With the specter of Michael Brown's death in Ferguson, Mo., hanging over police forces around the county, city authorities are taking the matter very seriously. Mayor Edna Jackson told concerned community members that an outside agency will be investigating the circumstances of the shooting.
"We're going to clear it up to make sure that you know what is happening. As all of you know, when an officer is involved in something we must call on an outside agency, which is the GBI," Jackson said, requesting that residents stay calm and patient until authorities had a better idea of what transpired.
"This will be cleared up, this will be cleared up," she told WTOC. "We don't need anything to happen and we are going to keep the family and the community informed about everything that is going on."
While they wait for the facts, community members are right to be concerned: If unprovoked, Smith's death would be yet another instance of an unarmed black men being shot to death by police for totally unjustified reasons.
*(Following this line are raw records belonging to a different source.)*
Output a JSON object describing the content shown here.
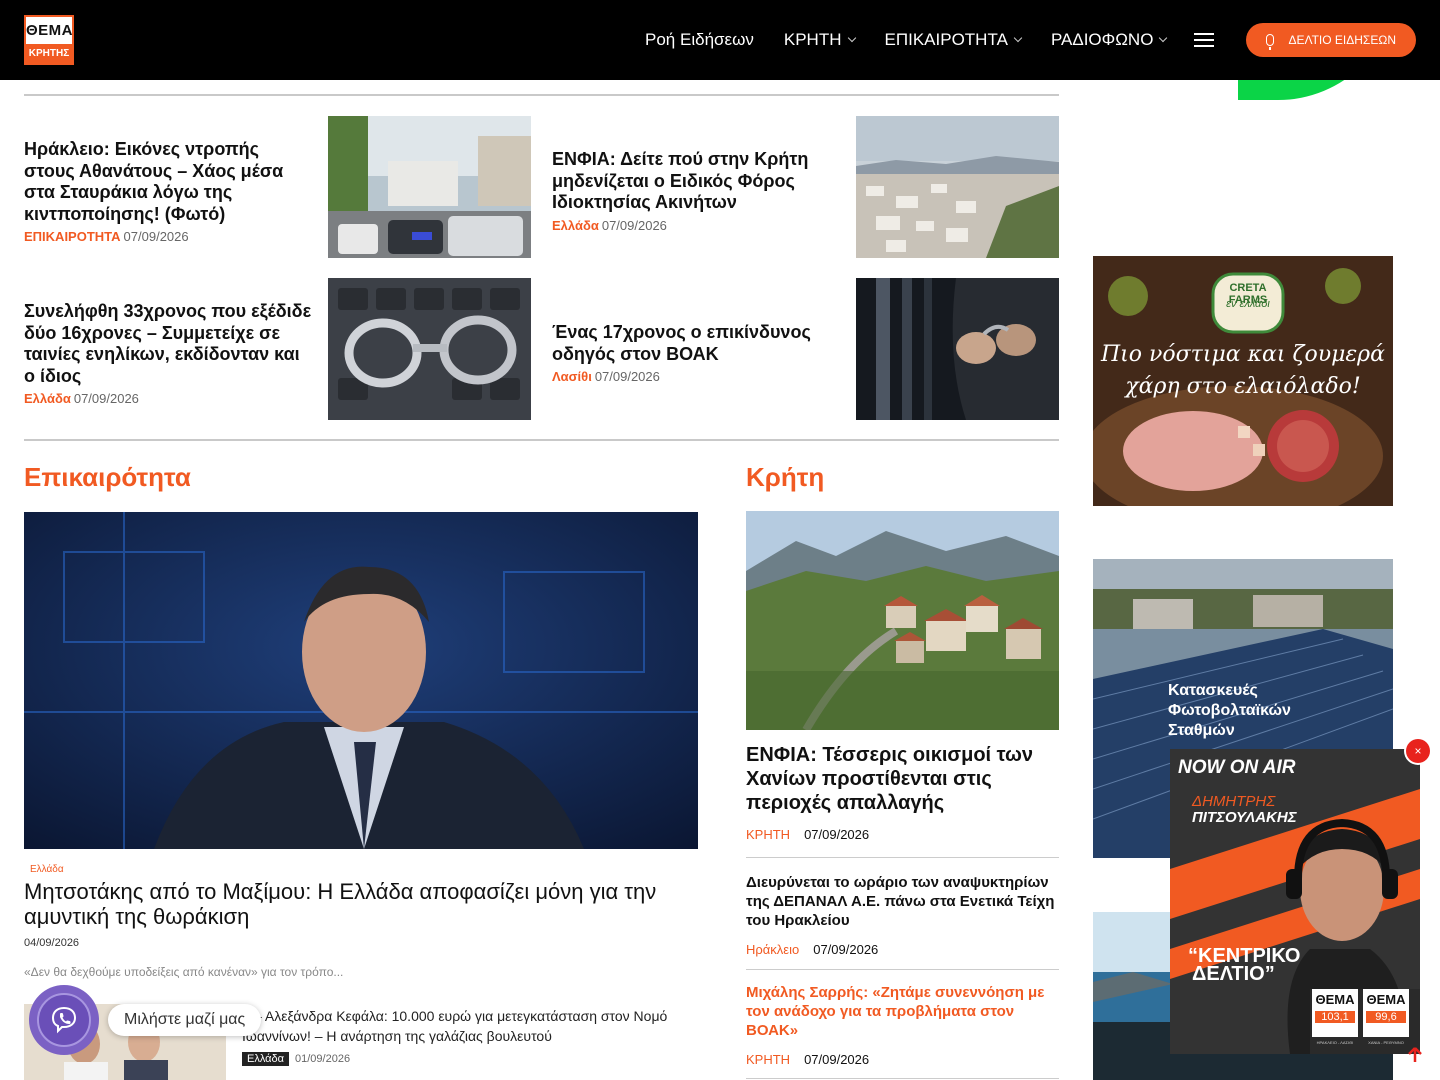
{
  "header": {
    "logo_top": "ΘΕΜΑ",
    "logo_bottom": "ΚΡΗΤΗΣ",
    "nav": [
      "Ροή Ειδήσεων",
      "ΚΡΗΤΗ",
      "ΕΠΙΚΑΙΡΟΤΗΤΑ",
      "ΡΑΔΙΟΦΩΝΟ"
    ],
    "news_button": "ΔΕΛΤΙΟ ΕΙΔΗΣΕΩΝ"
  },
  "top_stories": [
    {
      "title": "Ηράκλειο: Εικόνες ντροπής στους Αθανάτους – Χάος μέσα στα Σταυράκια λόγω της κιντποποίησης! (Φωτό)",
      "category": "ΕΠΙΚΑΙΡΟΤΗΤΑ",
      "date": "07/09/2026"
    },
    {
      "title": "ΕΝΦΙΑ: Δείτε πού στην Κρήτη μηδενίζεται ο Ειδικός Φόρος Ιδιοκτησίας Ακινήτων",
      "category": "Ελλάδα",
      "date": "07/09/2026"
    },
    {
      "title": "Συνελήφθη 33χρονος που εξέδιδε δύο 16χρονες – Συμμετείχε σε ταινίες ενηλίκων, εκδίδονταν και ο ίδιος",
      "category": "Ελλάδα",
      "date": "07/09/2026"
    },
    {
      "title": "Ένας 17χρονος ο επικίνδυνος οδηγός στον ΒΟΑΚ",
      "category": "Λασίθι",
      "date": "07/09/2026"
    }
  ],
  "epikairotita": {
    "heading": "Επικαιρότητα",
    "main": {
      "category": "Ελλάδα",
      "title": "Μητσοτάκης από το Μαξίμου: Η Ελλάδα αποφασίζει μόνη για την αμυντική της θωράκιση",
      "date": "04/09/2026",
      "excerpt": "«Δεν θα δεχθούμε υποδείξεις από κανέναν» για τον τρόπο..."
    },
    "second": {
      "title": "α – Αλεξάνδρα Κεφάλα: 10.000 ευρώ για μετεγκατάσταση στον Νομό Ιωαννίνων! – Η ανάρτηση της γαλάζιας βουλευτού",
      "category": "Ελλάδα",
      "date": "01/09/2026"
    }
  },
  "kriti": {
    "heading": "Κρήτη",
    "main": {
      "title": "ΕΝΦΙΑ: Τέσσερις οικισμοί των Χανίων προστίθενται στις περιοχές απαλλαγής",
      "category": "ΚΡΗΤΗ",
      "date": "07/09/2026"
    },
    "items": [
      {
        "title": "Διευρύνεται το ωράριο των αναψυκτηρίων της ΔΕΠΑΝΑΛ Α.Ε. πάνω στα Ενετικά Τείχη του Ηρακλείου",
        "category": "Ηράκλειο",
        "date": "07/09/2026"
      },
      {
        "title": "Μιχάλης Σαρρής: «Ζητάμε συνεννόηση με τον ανάδοχο για τα προβλήματα στον ΒΟΑΚ»",
        "category": "ΚΡΗΤΗ",
        "date": "07/09/2026"
      }
    ]
  },
  "ads": {
    "creta_brand": "CRETA FARMS",
    "creta_sub": "εν ελλάδι",
    "creta_slogan_1": "Πιο νόστιμα και ζουμερά",
    "creta_slogan_2": "χάρη στο ελαιόλαδο!",
    "solar_text_1": "Κατασκευές",
    "solar_text_2": "Φωτοβολταϊκών",
    "solar_text_3": "Σταθμών"
  },
  "chat": {
    "label": "Μιλήστε μαζί μας"
  },
  "onair": {
    "label": "NOW ON AIR",
    "host_first": "ΔΗΜΗΤΡΗΣ",
    "host_last": "ΠΙΤΣΟΥΛΑΚΗΣ",
    "show_1": "“ΚΕΝΤΡΙΚΟ",
    "show_2": "ΔΕΛΤΙΟ”",
    "station1_name": "ΘΕΜΑ",
    "station1_freq": "103,1",
    "station2_name": "ΘΕΜΑ",
    "station2_freq": "99,6",
    "station1_area": "ΗΡΑΚΛΕΙΟ - ΛΑΣΙΘΙ",
    "station2_area": "ΧΑΝΙΑ - ΡΕΘΥΜΝΟ",
    "close": "×"
  },
  "colors": {
    "accent": "#f15a22",
    "header_bg": "#000000",
    "viber": "#7b61c4",
    "green": "#0bd447"
  }
}
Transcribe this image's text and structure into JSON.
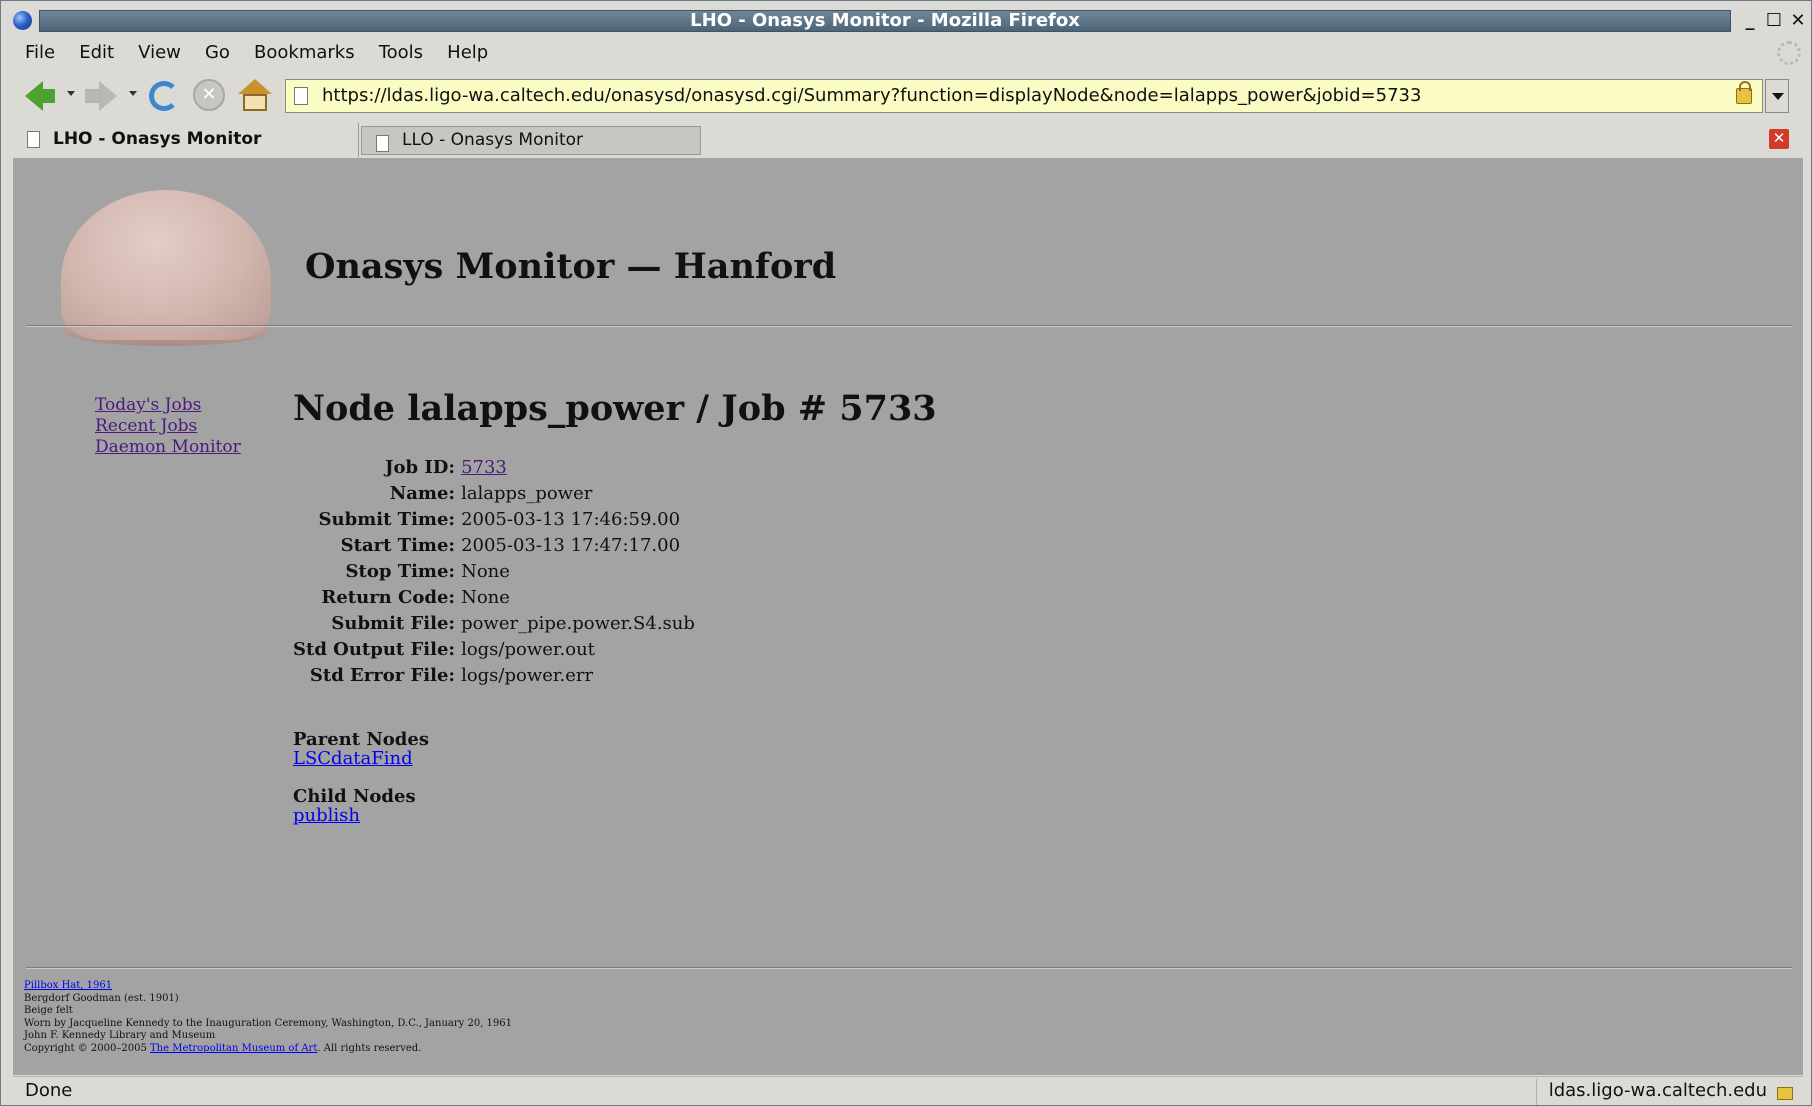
{
  "window": {
    "title": "LHO - Onasys Monitor - Mozilla Firefox",
    "controls": {
      "minimize": "_",
      "maximize": "☐",
      "close": "✕"
    }
  },
  "menu": {
    "items": [
      "File",
      "Edit",
      "View",
      "Go",
      "Bookmarks",
      "Tools",
      "Help"
    ]
  },
  "toolbar": {
    "url": "https://ldas.ligo-wa.caltech.edu/onasysd/onasysd.cgi/Summary?function=displayNode&node=lalapps_power&jobid=5733"
  },
  "tabs": [
    {
      "label": "LHO - Onasys Monitor",
      "active": true
    },
    {
      "label": "LLO - Onasys Monitor",
      "active": false
    }
  ],
  "page": {
    "site_title": "Onasys Monitor — Hanford",
    "nav": [
      "Today's  Jobs",
      "Recent Jobs",
      "Daemon Monitor"
    ],
    "heading": "Node lalapps_power / Job # 5733",
    "fields": [
      {
        "label": "Job ID:",
        "value": "5733",
        "link": true
      },
      {
        "label": "Name:",
        "value": "lalapps_power"
      },
      {
        "label": "Submit Time:",
        "value": "2005-03-13 17:46:59.00"
      },
      {
        "label": "Start Time:",
        "value": "2005-03-13 17:47:17.00"
      },
      {
        "label": "Stop Time:",
        "value": "None"
      },
      {
        "label": "Return Code:",
        "value": "None"
      },
      {
        "label": "Submit File:",
        "value": "power_pipe.power.S4.sub"
      },
      {
        "label": "Std Output File:",
        "value": "logs/power.out"
      },
      {
        "label": "Std Error File:",
        "value": "logs/power.err"
      }
    ],
    "parent_nodes": {
      "heading": "Parent Nodes",
      "link": "LSCdataFind"
    },
    "child_nodes": {
      "heading": "Child Nodes",
      "link": "publish"
    },
    "credits": {
      "title_link": "Pillbox Hat, 1961",
      "lines": [
        "Bergdorf Goodman (est. 1901)",
        "Beige felt",
        "Worn by Jacqueline Kennedy to the Inauguration Ceremony, Washington, D.C., January 20, 1961",
        "John F. Kennedy Library and Museum"
      ],
      "copyright_prefix": "Copyright © 2000–2005 ",
      "museum_link": "The Metropolitan Museum of Art",
      "copyright_suffix": ". All rights reserved."
    }
  },
  "status": {
    "text": "Done",
    "host": "ldas.ligo-wa.caltech.edu"
  }
}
Police across America routinely shoot and kill black people, with white officers killing black suspects approximately twice a week nationwide according to the most recent FBI statistics.
It's a vicious cycle, one that undermines the very fabric of law enforcement. As racial profiling of minorities has become more routine and results in more unjustified police shootings, non-whites continue to show low confidence in local police forces and justice systems.
According to the Atlantic Media/Siemens State of the City poll, just 35% of urban minorities said they had "a lot" of confidence in the cops where they live, compared with 48% of urban whites, while 25% of minorities in U.S. cities — 1 out of 4 — said they had either "not much" or "no confidence" in their local law enforcement.
Even worse, FiveThirtyEight's Reuben Fischer-Baum notes that there's "no governmental effort at all to record the number of unjustifiable homicides by police," while the available data indicates that the oft-cited number of 400 police shootings a year might be a significant underestimate.
During the aftermath of Brown's shooting death in August, some observers suspected that the tragedy would spark a "national conversation" on race and, perhaps, prevent "the next Michael Brown." If Smith was indeed unarmed and handcuffed, it looks like that "national conversation" may have fallen on deaf ears in the law enforcement world.